Seaton Ross during the mid 19th century formed two friendly societies, the first was the Ancient Free Gardeners, Rose of Roscommon lodge No 263 (1st June 1839) as written about in the June 2005 Seaton Ross Times and the second was the Ancient order of Foresters, Court Maxwell no. 759 formed in late June early July 1839.

The Ancient Order of Foresters commenced in 1834 but its order known as the ‘ Foresters’ started much earlier in the 18th century. Like the order of the free gardeners, its aim was to support its members who through illness or accident could not work or in the event of death provide funds for funeral expenses. Subscriptions were made by its members. Long before the state system was introduced to provide welfare l:br the sick and needy, a friendly society provided the financial assistance for the needy to fall back on.

Court Maxwell, No. 759 of the Ancient Order of Foresters received what was known as a Dispensation, a large formal document, measuring some 20” by 18”, authorising its existence as a constituent Court, or branch of the Order, from the Executive Council of the Order in late June/early July 1839.
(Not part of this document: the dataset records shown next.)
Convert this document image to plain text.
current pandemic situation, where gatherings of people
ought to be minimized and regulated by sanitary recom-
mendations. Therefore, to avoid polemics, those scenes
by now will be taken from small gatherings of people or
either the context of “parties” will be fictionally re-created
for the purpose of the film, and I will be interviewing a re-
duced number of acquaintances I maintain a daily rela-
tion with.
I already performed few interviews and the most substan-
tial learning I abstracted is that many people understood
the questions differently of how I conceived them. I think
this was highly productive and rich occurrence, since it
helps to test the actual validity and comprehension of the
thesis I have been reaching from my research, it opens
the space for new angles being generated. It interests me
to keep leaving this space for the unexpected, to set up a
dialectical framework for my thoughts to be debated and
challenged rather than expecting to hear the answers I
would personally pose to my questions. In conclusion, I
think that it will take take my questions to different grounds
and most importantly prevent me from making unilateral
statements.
The original meeting place was The Black Horse Inn, South End, Seaton Ross, where the landlord was John Walker who was also one of the village blacksmiths. By 1840, a membership of 26 had been established, the members attending Court meetings on alternate Tuesday’ s. At these meetings individual contributions for the sickness benefit and funeral funds were paid over to the Secretary. An anniversary date of 7th July was set for the annual celebration of the Courts founding to be held.

Unfortunately the Court only lasted four years until 1843. It would appear that a dispute arose between the Court Maxwell 759 and the Hull District members (On its foundation, the Court became a component of the Hull and East Riding District. The dispute appeared before the Executive Council and sadly was not resolved resulting in the Court disbanding. So ended, another short period of a friendly society in Seaton Ross. Mutual aid was no longer represented and everyone became reliant on their own means with only relief available for the very poor from the church.